Mais il y a trois mois, un pilote commercial déviant de sa trajectoire lors d’une tempête avait photographié quelque chose qui ne devrait pas exister: de la fumée s’élevant du centre de l’île et ce qui semblait être des champs cultivés disposés en spirales parfaites autour d’un groupe de bâtiments. Sarah a vérifié son équipement une fois de plus. La nouvelle machine PCR qu’elle avait réussi à réquisitionner lui permettrait d’effectuer des analyses ADN de base sur le terrain—une technologie révolutionnaire pour 1987 et essentielle pour son véritable objectif lors de cette expédition. L’université pensait qu’elle étudiait

l’isolement génétique dans des colonies abandonnées. Ils n’étaient pas au courant de l’échantillon de tissu qui était arrivé à son laboratoire il y a six semaines, soi-disant d’un corps échoué près de Port Angeles. La structure cellulaire était différente de tout ce qu’elle avait vu—humaine certainement, mais avec des arrangements chromosomiques qui suggéraient des niveaux impossibles de similitude génétique entre ce qui aurait dû être des individus distincts.

“Docteur Chen?”La voix de Marcus Webb l’a tirée de ses pensées. Le documentariste se tenait sur le quai, ses étuis d’équipement photographique empilés à côté de lui comme des cercueils métalliques. Il était plus jeune qu’elle ne l’avait prévu—peut—être 28 ans-avec le genre d’intensité enthousiaste qui venait de croire que chaque histoire pouvait changer le monde. “Je voulais juste vous remercier encore une fois de m’avoir laissé suivre. Cela pourrait être énorme pour mon projet de thèse.”Sarah a forcé un sourire.
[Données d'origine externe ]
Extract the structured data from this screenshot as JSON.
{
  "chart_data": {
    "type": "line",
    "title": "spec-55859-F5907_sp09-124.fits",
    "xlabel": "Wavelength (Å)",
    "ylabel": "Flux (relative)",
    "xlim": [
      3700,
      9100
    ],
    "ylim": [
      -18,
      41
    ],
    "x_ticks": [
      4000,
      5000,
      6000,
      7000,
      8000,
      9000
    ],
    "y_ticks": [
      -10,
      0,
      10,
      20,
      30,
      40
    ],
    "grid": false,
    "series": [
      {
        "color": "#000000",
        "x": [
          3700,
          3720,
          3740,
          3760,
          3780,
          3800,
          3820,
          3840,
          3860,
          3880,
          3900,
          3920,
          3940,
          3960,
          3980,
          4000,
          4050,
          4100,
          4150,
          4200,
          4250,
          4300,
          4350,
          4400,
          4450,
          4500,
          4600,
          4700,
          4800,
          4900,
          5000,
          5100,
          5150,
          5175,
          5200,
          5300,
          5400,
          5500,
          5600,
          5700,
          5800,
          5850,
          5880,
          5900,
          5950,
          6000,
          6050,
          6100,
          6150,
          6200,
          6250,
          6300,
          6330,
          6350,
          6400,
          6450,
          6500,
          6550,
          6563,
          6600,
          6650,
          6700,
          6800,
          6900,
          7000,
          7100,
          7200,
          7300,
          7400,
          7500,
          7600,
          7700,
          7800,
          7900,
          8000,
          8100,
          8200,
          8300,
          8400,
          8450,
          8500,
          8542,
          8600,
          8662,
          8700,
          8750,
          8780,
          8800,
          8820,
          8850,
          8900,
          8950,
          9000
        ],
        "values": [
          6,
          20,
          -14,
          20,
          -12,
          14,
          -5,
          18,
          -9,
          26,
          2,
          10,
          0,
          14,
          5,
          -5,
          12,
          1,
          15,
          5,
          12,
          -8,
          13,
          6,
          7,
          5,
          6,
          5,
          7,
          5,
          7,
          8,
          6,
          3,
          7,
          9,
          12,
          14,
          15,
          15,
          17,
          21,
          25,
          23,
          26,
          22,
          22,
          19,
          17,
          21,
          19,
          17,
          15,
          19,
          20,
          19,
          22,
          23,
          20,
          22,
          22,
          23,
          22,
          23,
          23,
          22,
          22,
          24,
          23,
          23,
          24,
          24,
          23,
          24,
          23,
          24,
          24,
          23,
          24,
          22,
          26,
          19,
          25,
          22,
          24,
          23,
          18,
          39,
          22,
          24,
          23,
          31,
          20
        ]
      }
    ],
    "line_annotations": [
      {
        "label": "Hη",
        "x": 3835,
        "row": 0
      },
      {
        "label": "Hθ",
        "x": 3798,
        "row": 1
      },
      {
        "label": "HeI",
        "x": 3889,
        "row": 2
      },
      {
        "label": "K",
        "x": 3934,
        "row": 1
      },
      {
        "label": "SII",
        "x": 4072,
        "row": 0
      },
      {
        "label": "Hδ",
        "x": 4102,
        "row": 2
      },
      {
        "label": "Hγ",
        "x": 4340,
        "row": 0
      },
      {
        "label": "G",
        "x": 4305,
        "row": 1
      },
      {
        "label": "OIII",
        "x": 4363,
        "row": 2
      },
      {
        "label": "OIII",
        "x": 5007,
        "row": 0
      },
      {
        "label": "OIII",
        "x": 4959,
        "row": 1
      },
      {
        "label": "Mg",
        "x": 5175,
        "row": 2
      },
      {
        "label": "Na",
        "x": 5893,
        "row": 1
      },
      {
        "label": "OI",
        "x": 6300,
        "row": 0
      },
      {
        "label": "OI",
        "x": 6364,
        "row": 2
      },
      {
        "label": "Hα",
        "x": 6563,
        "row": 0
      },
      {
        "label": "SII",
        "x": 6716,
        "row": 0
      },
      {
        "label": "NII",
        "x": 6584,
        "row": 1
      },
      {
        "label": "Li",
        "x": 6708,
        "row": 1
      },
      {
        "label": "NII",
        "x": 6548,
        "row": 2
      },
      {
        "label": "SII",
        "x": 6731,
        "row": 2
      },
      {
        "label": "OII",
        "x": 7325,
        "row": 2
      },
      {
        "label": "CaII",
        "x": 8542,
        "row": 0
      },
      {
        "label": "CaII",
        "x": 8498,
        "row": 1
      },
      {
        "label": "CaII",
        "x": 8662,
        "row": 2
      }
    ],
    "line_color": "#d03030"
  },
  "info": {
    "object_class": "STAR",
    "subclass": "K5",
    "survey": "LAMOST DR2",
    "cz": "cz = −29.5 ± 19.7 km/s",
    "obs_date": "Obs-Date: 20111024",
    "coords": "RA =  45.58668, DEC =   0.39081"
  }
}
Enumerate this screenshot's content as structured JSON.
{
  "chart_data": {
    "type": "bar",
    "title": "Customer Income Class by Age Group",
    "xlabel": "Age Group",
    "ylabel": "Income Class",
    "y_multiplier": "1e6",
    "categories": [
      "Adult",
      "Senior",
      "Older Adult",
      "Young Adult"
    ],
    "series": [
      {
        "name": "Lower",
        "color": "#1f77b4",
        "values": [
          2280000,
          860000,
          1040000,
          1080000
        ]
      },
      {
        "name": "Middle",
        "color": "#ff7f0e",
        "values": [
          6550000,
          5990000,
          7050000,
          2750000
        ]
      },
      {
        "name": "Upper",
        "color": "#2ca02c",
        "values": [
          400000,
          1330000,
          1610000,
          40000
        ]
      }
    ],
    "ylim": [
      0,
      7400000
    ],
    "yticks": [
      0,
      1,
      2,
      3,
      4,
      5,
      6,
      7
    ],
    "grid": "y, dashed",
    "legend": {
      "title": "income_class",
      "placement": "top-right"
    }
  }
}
Elle n’avait voulu amener personne d’autre, mais l’université avait insisté pour obtenir de la documentation et Marcus avait des relations qui avaient aidé à obtenir un financement. “Rappelez – vous simplement notre accord. Vous filmez ce que je vous dis de filmer et rien ne devient public sans mon approbation.”

” Bien sûr, ” dit Marcus, bien que quelque chose dans ses yeux suggérait qu’il avait son propre agenda. Ils l’ont toujours fait.

Le capitaine Roy Hendris est sorti de la timonerie. Son visage patiné était figé dans un air renfrogné permanent qui était probablement là depuis l’administration Kennedy. “Nous partons dans 10 minutes”, annonça – t-il en crachant du jus de tabac dans l’eau trouble. “La marée est correcte, mais il y a du temps qui arrive du nord. On a peut-être trois jours avant que ça devienne moche.”

” Trois jours devraient suffire”, a déclaré Sarah, même si elle n’était pas sûre d’y croire. Roy l’étudia avec des yeux qui avaient trop vu les secrets de la mer. “Vous êtes-vous déjà demandé pourquoi le gouvernement garde cette île interdite? Pourquoi ils n’ont jamais envoyé une équipe d’enquête appropriée après 62?”

“Contraintes budgétaires, questions juridictionnelles—”

Roy l’a coupée. “Je navigue dans ces eaux depuis 35 ans. Chaque habitant sait qu’il y a quelque chose qui ne va pas avec l’île de Maro. Les pêcheurs n’iront pas à moins de cinq milles de là. Les oiseaux n’y nichent pas. Et à chaque pleine lune, si le vent est bon, vous pouvez les entendre.”

“Entendre qui?”Demanda Marcus, tendant déjà son appareil photo. L’expression de Roy s’assombrit. “Ceux qui ne sont pas partis.”